HindEnCorp 0.5 and HindMonoCorp 0.5 File Formats
================================================

This file describes the file formats of the Hindi-English and Hindi-only
corpora released in 2014 under the names HindEnCorp 0.5 and HindMonoCorp 0.5.

More details about the preparation of the corpora can be found in the paper:

  Ondřej Bojar, Vojtěch Diatka, Pavel Rychlý, Pavel Straňák, Aleš Tamchyna
  and Dan Zeman. HindEnCorp - Hindi-English and Hindi-only Corpus for
  Machine Translation. In Proc. of LREC 2014. Reykjavik, Iceland. ISBN
  978-2-9517408-8-4. ELRA. 2014.

or on the corpora web page:
  http://ufal.mff.cuni.cz/hindencorp

Please cite this paper if you make any use of the corpora. BibTeX citation
format below.


Common Properties
-----------------

All the files are plain text:

- compressed with gzip
- encoded in UTF-8
- with unix line breaks (LF)
- with tab-delimited columns

The monolingual and parallel corpora have different columns.

The actual corpus text is stored in one (monolingual corpus) or two (parallel
corpus) of the columns.


Plaintext vs. Export File Format
--------------------------------

Both the monolingual and the parallel corpus come in a simple plain text format
and in a tokenized, tagged and lemmatized format.

The plaintext format preserves the original tokenization (as much as possible
given the diverse sources included in our corpus).

The 'export' format is tokenized and represents each token as a '|'-delimited
triple of: the word form, the lemma, and part-of-speech tag. If there was the
character '|' (this character is also used instead of the proper Devanagari
Danda in some sources), we escape it as '&pipe;'.

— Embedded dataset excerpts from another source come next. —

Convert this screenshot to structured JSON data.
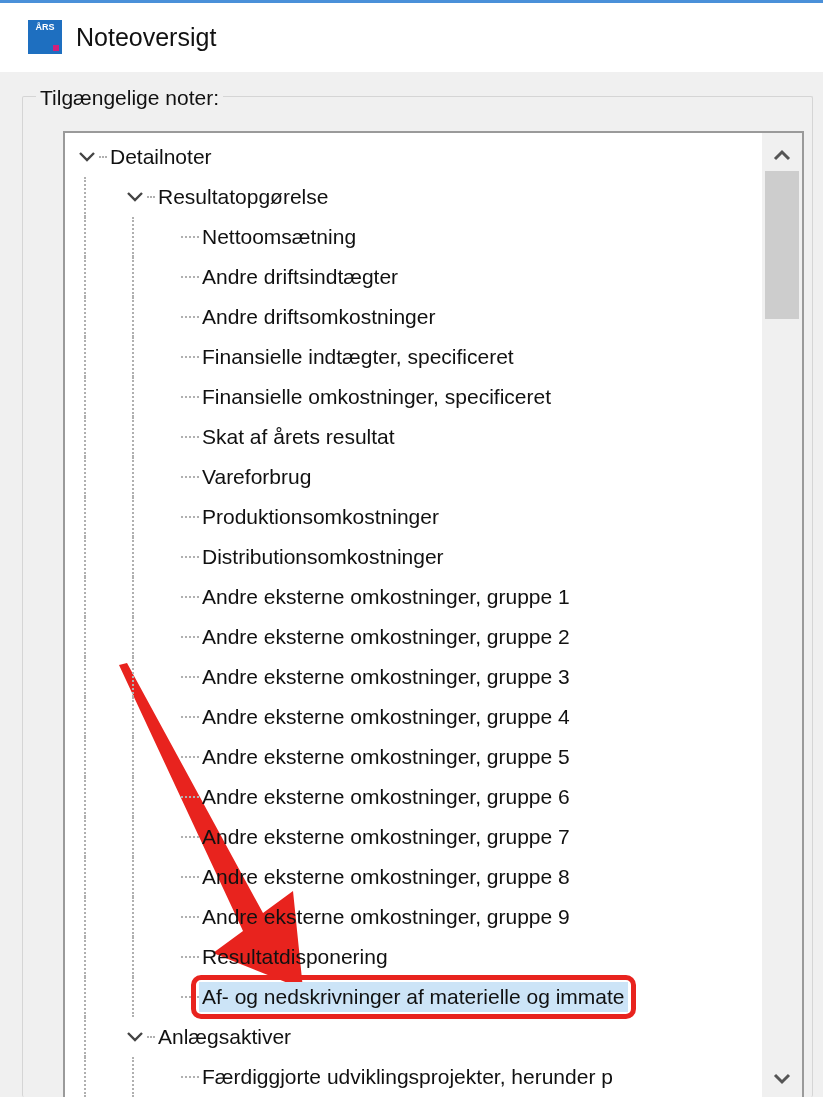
{
  "window": {
    "title": "Noteoversigt",
    "icon_text": "ÅRS"
  },
  "group": {
    "label": "Tilgængelige noter:"
  },
  "tree": [
    {
      "label": "Detailnoter",
      "expanded": true,
      "selected": false,
      "children": [
        {
          "label": "Resultatopgørelse",
          "expanded": true,
          "selected": false,
          "children": [
            {
              "label": "Nettoomsætning",
              "selected": false
            },
            {
              "label": "Andre driftsindtægter",
              "selected": false
            },
            {
              "label": "Andre driftsomkostninger",
              "selected": false
            },
            {
              "label": "Finansielle indtægter, specificeret",
              "selected": false
            },
            {
              "label": "Finansielle omkostninger, specificeret",
              "selected": false
            },
            {
              "label": "Skat af årets resultat",
              "selected": false
            },
            {
              "label": "Vareforbrug",
              "selected": false
            },
            {
              "label": "Produktionsomkostninger",
              "selected": false
            },
            {
              "label": "Distributionsomkostninger",
              "selected": false
            },
            {
              "label": "Andre eksterne omkostninger, gruppe 1",
              "selected": false
            },
            {
              "label": "Andre eksterne omkostninger, gruppe 2",
              "selected": false
            },
            {
              "label": "Andre eksterne omkostninger, gruppe 3",
              "selected": false
            },
            {
              "label": "Andre eksterne omkostninger, gruppe 4",
              "selected": false
            },
            {
              "label": "Andre eksterne omkostninger, gruppe 5",
              "selected": false
            },
            {
              "label": "Andre eksterne omkostninger, gruppe 6",
              "selected": false
            },
            {
              "label": "Andre eksterne omkostninger, gruppe 7",
              "selected": false
            },
            {
              "label": "Andre eksterne omkostninger, gruppe 8",
              "selected": false
            },
            {
              "label": "Andre eksterne omkostninger, gruppe 9",
              "selected": false
            },
            {
              "label": "Resultatdisponering",
              "selected": false
            },
            {
              "label": "Af- og nedskrivninger af materielle og immate",
              "selected": true
            }
          ]
        },
        {
          "label": "Anlægsaktiver",
          "expanded": true,
          "selected": false,
          "children": [
            {
              "label": "Færdiggjorte udviklingsprojekter, herunder p",
              "selected": false
            }
          ]
        }
      ]
    }
  ]
}
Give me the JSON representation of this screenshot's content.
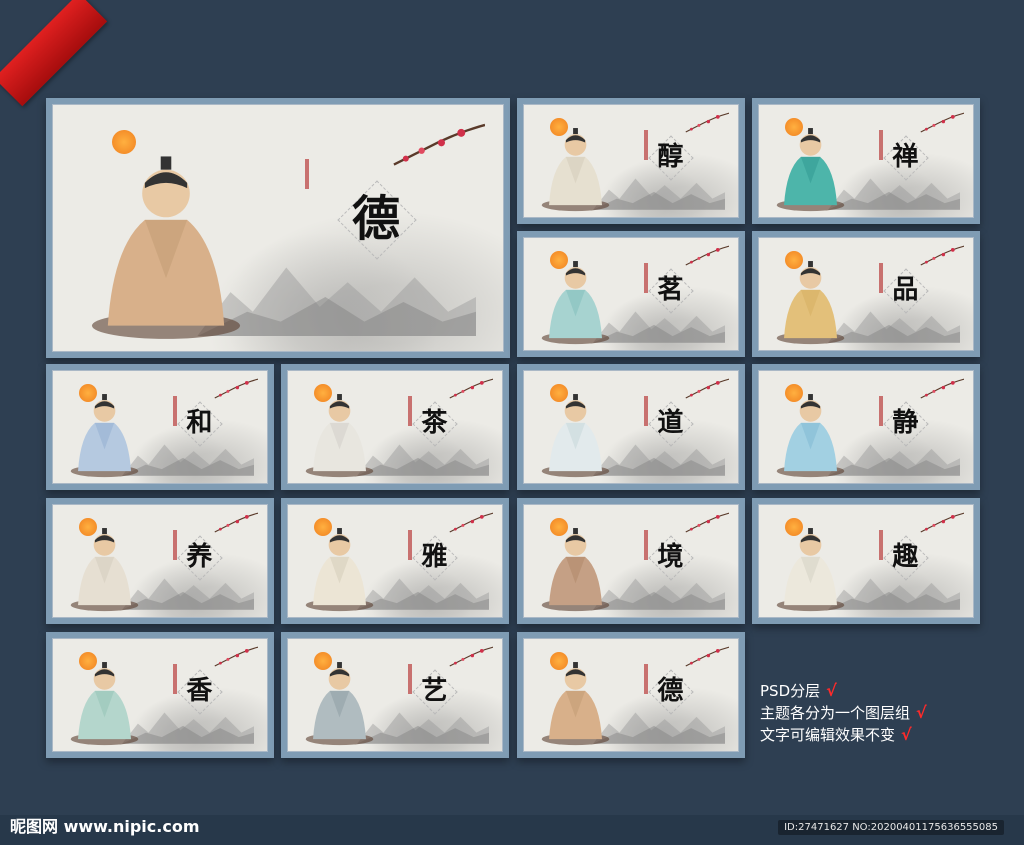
{
  "panels": [
    {
      "char": "德",
      "figure_color": "#c9a27a",
      "robe": "#d8b08a"
    },
    {
      "char": "醇",
      "figure_color": "#d9d2c0",
      "robe": "#e6e0d0"
    },
    {
      "char": "禅",
      "figure_color": "#3ba39a",
      "robe": "#4db5aa"
    },
    {
      "char": "茗",
      "figure_color": "#8ec5c2",
      "robe": "#a7d3d0"
    },
    {
      "char": "品",
      "figure_color": "#d9b46a",
      "robe": "#e3c07a"
    },
    {
      "char": "和",
      "figure_color": "#9fb8d6",
      "robe": "#b5c9e0"
    },
    {
      "char": "茶",
      "figure_color": "#d8d6cf",
      "robe": "#e8e6df"
    },
    {
      "char": "道",
      "figure_color": "#cfdde0",
      "robe": "#e2eaec"
    },
    {
      "char": "静",
      "figure_color": "#8cc0d8",
      "robe": "#a2d0e2"
    },
    {
      "char": "养",
      "figure_color": "#d9d2c4",
      "robe": "#e6dfd2"
    },
    {
      "char": "雅",
      "figure_color": "#dcd4c2",
      "robe": "#ece5d5"
    },
    {
      "char": "境",
      "figure_color": "#b79072",
      "robe": "#c5a085"
    },
    {
      "char": "趣",
      "figure_color": "#dcd8cc",
      "robe": "#ece8dc"
    },
    {
      "char": "香",
      "figure_color": "#9fc9bd",
      "robe": "#b4d6cc"
    },
    {
      "char": "艺",
      "figure_color": "#9aa8ad",
      "robe": "#b0bcc0"
    },
    {
      "char": "德",
      "figure_color": "#c9a27a",
      "robe": "#d8b08a"
    }
  ],
  "info": {
    "line1": "PSD分层",
    "line2": "主题各分为一个图层组",
    "line3": "文字可编辑效果不变",
    "check": "√"
  },
  "footer": {
    "logo": "昵图网 www.nipic.com",
    "id": "ID:27471627 NO:20200401175636555085"
  },
  "colors": {
    "background": "#2e3f52",
    "frame": "#7f9cb4",
    "paper": "#ecebe6",
    "accent_red": "#ff2a2a"
  }
}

There is exactly the same number of lines in the plaintext and export file
formats.


HindEnCorp Columns
------------------

The files hindencorp05.plaintext.gz and hindencorp05.export.gz each contain the
parallel corpus and differ only in the processing of the corpus texts. The
files have these columns:

- source identifier (where do the segments come from)
- alignment type (number of English segments - number of Hindi segments)
- alignment quality, which is one of the following:
    "manual"  ... for sources that were sentence-aligned manually
    "implied" ... for sources where one side was constructed by translating
                  segment by segment
    float     ... a value somehow reflecting the goodness of the automatic
                  alignment; not really reliable
- English segment or segments
- Hindi segment or segments

Each of the segments field is in the plaintext or export format as described
above.

If there are more than one segments on a line (e.g. for lines with alignment
type 2-1 where there are two English segments), then the segments are delimited
with '<s>' in the text field.

HindMonoCorp Columns
--------------------

The files hindmonocorp05.plaintext.gz and hindmonocorp05.export.gz each contain
the monolingual corpus and differ only in the processing of the corpus text.
Each input segment (usually one Hindi sentence) is stored on a separate line.
The files have these columns:

- source identifier (where does the segment come from)
- segment type, which is one of the following:
    <s>  ... this segment is a sentence from a 'text body'
    <h>  ... this segment comes from a 'headline' (e.g. of an article)
    <a>  ... anything, the source here does not allow to distinguish between
             body and headlines
- Hindi segment


BibTeX Citation for HindEnCorp and HindMonoCorp 0.5
---------------------------------------------------

@InProceedings{hindencorp05:lrec:2014,
  author = {Ond{\v{r}}ej Bojar and Vojt{\v{e}}ch Diatka
            and Pavel Rychl{\'{y}} and Pavel Stra{\v{n}}{\'{a}}k
            and V{\'{\i}}t Suchomel and Ale{\v{s}} Tamchyna and Daniel Zeman},
  title = "{HindEnCorp - Hindi-English and Hindi-only Corpus for Machine
            Translation}",
  booktitle = {Proceedings of the Ninth International Conference on Language
               Resources and Evaluation (LREC'14)},
  year = {2014},
  month = {may},
  date = {26-31},
  address = {Reykjavik, Iceland},
  editor = {Nicoletta Calzolari (Conference Chair) and Khalid Choukri and
     Thierry Declerck and Hrafn Loftsson and Bente Maegaard and Joseph Mariani
     and Asuncion Moreno and Jan Odijk and Stelios Piperidis},
  publisher = {European Language Resources Association (ELRA)},
  isbn = {978-2-9517408-8-4},
  language = {english}
}